Page 2 of Veiled Amor

My daughter will make you a great wife; let’s get it arranged as soon as possible.

Not this time, dad.

She’d been there, got the t-shirt and the bad fucking memories.

Being her father, she stupidly loved him. But didn’t like him all that much. Funnily, she discovered she was cut from the same cloth because why else was she trying to escape in the middle of the night if she didn’t have some of her father’s fighting instincts? She wouldn’t lie down and take his dictating anymore.

Lucia would take a running guess that her second arranged marriage wouldn’t be quite the same as her first. That slimy goat downstairs would insist on her giving him children.

Double ick.

Once she was packed, she tossed her PJ’s on the bed before she dressed in patterned yoga leggings, a tank top, and a white hoodie. Next, she slid her feet into a pair of Michael Kors tennis shoes.

Her father might lack giving affection and genuine love for his child. But his one good grace, as you might call it, was he’d never been skimpy on anything she wanted. She had an unlimited credit card, only because he refused her to work.

It was degrading to know she was twenty-six and had no say in her own life.

She felt sick admitting she was a trophy. Athing.

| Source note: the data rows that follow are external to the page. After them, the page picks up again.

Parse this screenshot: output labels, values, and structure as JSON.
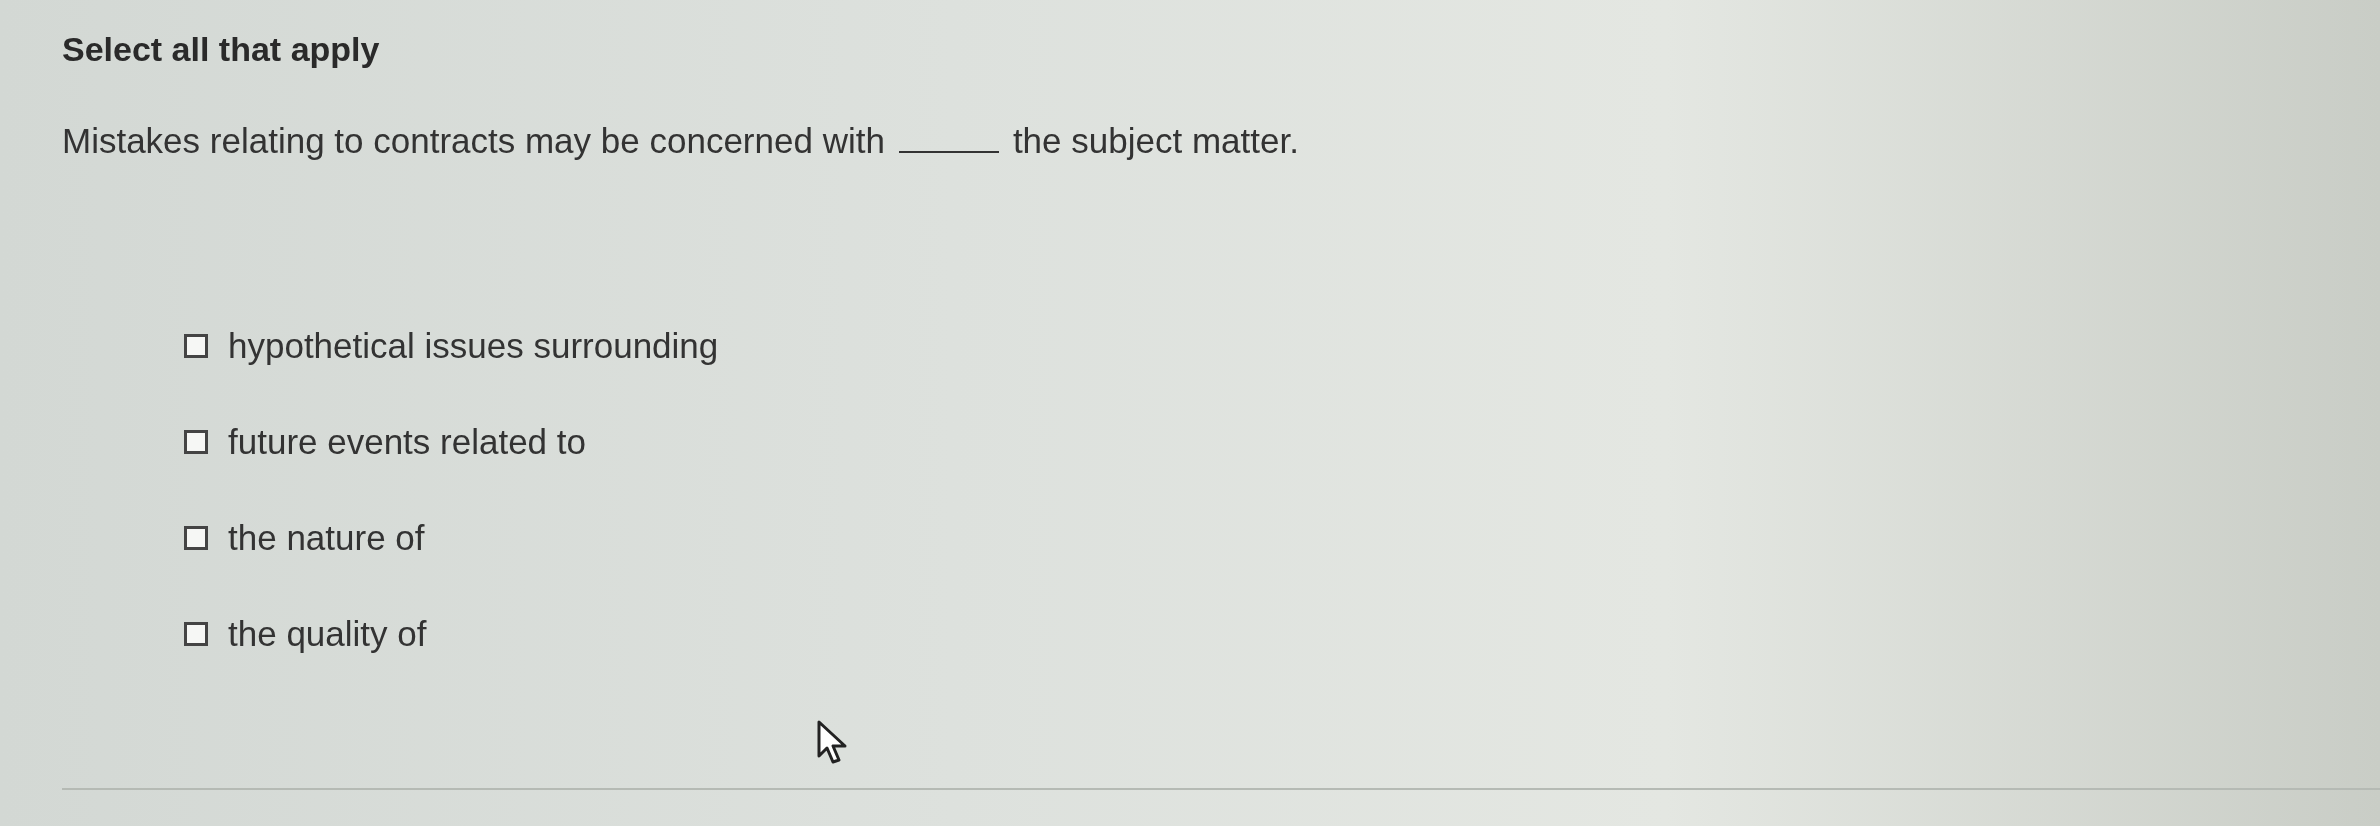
{
  "heading": "Select all that apply",
  "question": {
    "before": "Mistakes relating to contracts may be concerned with",
    "after": "the subject matter."
  },
  "options": [
    {
      "label": "hypothetical issues surrounding",
      "checked": false
    },
    {
      "label": "future events related to",
      "checked": false
    },
    {
      "label": "the nature of",
      "checked": false
    },
    {
      "label": "the quality of",
      "checked": false
    }
  ]
}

Not treated as a person.

The plan to spend a lot of his money, until he insisted she earn her own, backfired because he’d smirked over the dinner table and told her. “You had a good month, Lucia.”

Ugh, like he was proud of her frivolous ways.

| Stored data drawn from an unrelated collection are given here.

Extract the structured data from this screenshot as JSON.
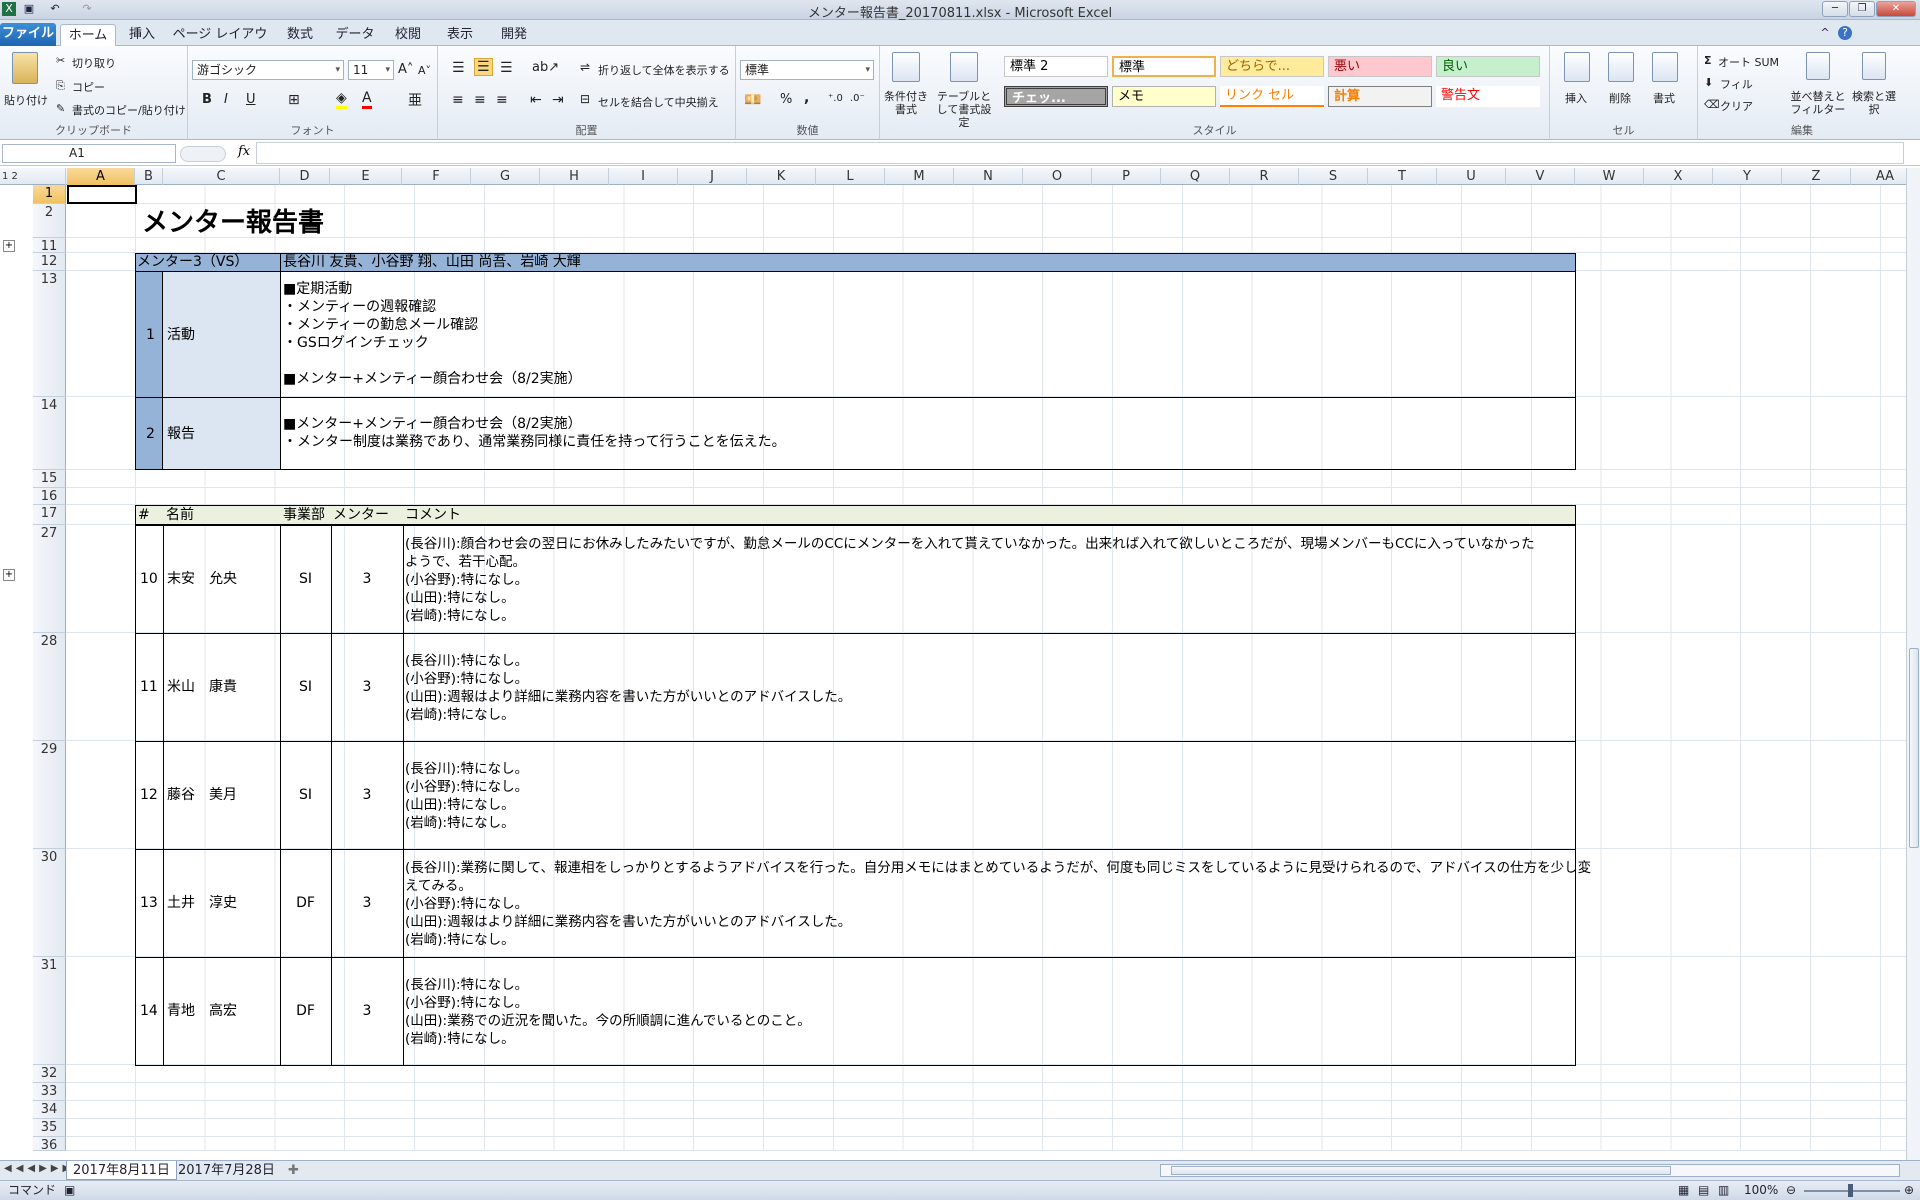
{
  "window": {
    "title": "メンター報告書_20170811.xlsx - Microsoft Excel"
  },
  "ribbon_tabs": [
    "ファイル",
    "ホーム",
    "挿入",
    "ページ レイアウト",
    "数式",
    "データ",
    "校閲",
    "表示",
    "開発"
  ],
  "clipboard": {
    "paste": "貼り付け",
    "cut": "切り取り",
    "copy": "コピー",
    "format_painter": "書式のコピー/貼り付け",
    "label": "クリップボード"
  },
  "font": {
    "name": "游ゴシック",
    "size": "11",
    "bold": "B",
    "italic": "I",
    "underline": "U",
    "label": "フォント"
  },
  "alignment": {
    "wrap": "折り返して全体を表示する",
    "merge": "セルを結合して中央揃え",
    "label": "配置"
  },
  "number": {
    "format": "標準",
    "percent": "%",
    "comma": ",",
    "label": "数値"
  },
  "styles": {
    "conditional": "条件付き書式",
    "table": "テーブルとして書式設定",
    "label": "スタイル",
    "cells": [
      "標準 2",
      "標準",
      "どちらで...",
      "悪い",
      "良い",
      "チェッ...",
      "メモ",
      "リンク セル",
      "計算",
      "警告文"
    ]
  },
  "cells_group": {
    "insert": "挿入",
    "delete": "削除",
    "format": "書式",
    "label": "セル"
  },
  "editing": {
    "autosum": "オート SUM",
    "fill": "フィル",
    "clear": "クリア",
    "sort": "並べ替えとフィルター",
    "find": "検索と選択",
    "label": "編集"
  },
  "formula_bar": {
    "name_box": "A1",
    "fx": "fx",
    "value": ""
  },
  "columns": [
    "A",
    "B",
    "C",
    "D",
    "E",
    "F",
    "G",
    "H",
    "I",
    "J",
    "K",
    "L",
    "M",
    "N",
    "O",
    "P",
    "Q",
    "R",
    "S",
    "T",
    "U",
    "V",
    "W",
    "X",
    "Y",
    "Z",
    "AA"
  ],
  "rows": [
    "1",
    "2",
    "11",
    "12",
    "13",
    "14",
    "15",
    "16",
    "17",
    "27",
    "28",
    "29",
    "30",
    "31",
    "32",
    "33",
    "34",
    "35",
    "36"
  ],
  "sheet": {
    "title": "メンター報告書",
    "mentor_label": "メンター3（VS）",
    "mentor_names": "長谷川 友貴、小谷野 翔、山田 尚吾、岩崎 大輝",
    "sections": [
      {
        "no": "1",
        "name": "活動",
        "text": "■定期活動\n・メンティーの週報確認\n・メンティーの勤怠メール確認\n・GSログインチェック\n\n■メンター+メンティー顔合わせ会（8/2実施）"
      },
      {
        "no": "2",
        "name": "報告",
        "text": "■メンター+メンティー顔合わせ会（8/2実施）\n・メンター制度は業務であり、通常業務同様に責任を持って行うことを伝えた。"
      }
    ],
    "table_headers": [
      "#",
      "名前",
      "事業部",
      "メンター",
      "コメント"
    ],
    "entries": [
      {
        "no": "10",
        "name": "末安　允央",
        "dept": "SI",
        "mentor": "3",
        "comment": "(長谷川):顔合わせ会の翌日にお休みしたみたいですが、勤怠メールのCCにメンターを入れて貰えていなかった。出来れば入れて欲しいところだが、現場メンバーもCCに入っていなかった\nようで、若干心配。\n(小谷野):特になし。\n(山田):特になし。\n(岩崎):特になし。"
      },
      {
        "no": "11",
        "name": "米山　康貴",
        "dept": "SI",
        "mentor": "3",
        "comment": "(長谷川):特になし。\n(小谷野):特になし。\n(山田):週報はより詳細に業務内容を書いた方がいいとのアドバイスした。\n(岩崎):特になし。"
      },
      {
        "no": "12",
        "name": "藤谷　美月",
        "dept": "SI",
        "mentor": "3",
        "comment": "(長谷川):特になし。\n(小谷野):特になし。\n(山田):特になし。\n(岩崎):特になし。"
      },
      {
        "no": "13",
        "name": "土井　淳史",
        "dept": "DF",
        "mentor": "3",
        "comment": "(長谷川):業務に関して、報連相をしっかりとするようアドバイスを行った。自分用メモにはまとめているようだが、何度も同じミスをしているように見受けられるので、アドバイスの仕方を少し変\nえてみる。\n(小谷野):特になし。\n(山田):週報はより詳細に業務内容を書いた方がいいとのアドバイスした。\n(岩崎):特になし。"
      },
      {
        "no": "14",
        "name": "青地　高宏",
        "dept": "DF",
        "mentor": "3",
        "comment": "(長谷川):特になし。\n(小谷野):特になし。\n(山田):業務での近況を聞いた。今の所順調に進んでいるとのこと。\n(岩崎):特になし。"
      }
    ]
  },
  "sheet_tabs": [
    "2017年8月11日",
    "2017年7月28日"
  ],
  "status": {
    "mode": "コマンド",
    "zoom": "100%"
  }
}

But of course, a man like Nicholas Cole would equate fun with spending thousands.

She was stifled in a privileged life many would kill to have.

If only they knew.

She lived in a gilded cage, did Lucia.

Her leash was only so long.

Couldn’t date.

Couldn’t travel without her father.

Not permitted to work or have an apartment. Even during her brief marriage, she lived in an estate villa with guards always close by.

In part, it was because of her father and the danger his lifestyle brought.

But why should the daughter pay for the father’s sins?

She refused to be his chess piece again.

Santiago was dead.

Her then nineteen-year-old husband was dead because of her father.

The entire Mercado family was dead.

All except for one man.

The one who might have saved her life again tonight.

She missed Giancarlo like it was a gaping sore.

At times, she fooled herself into pretending that night didn’t happen so she could breathe without it hurting.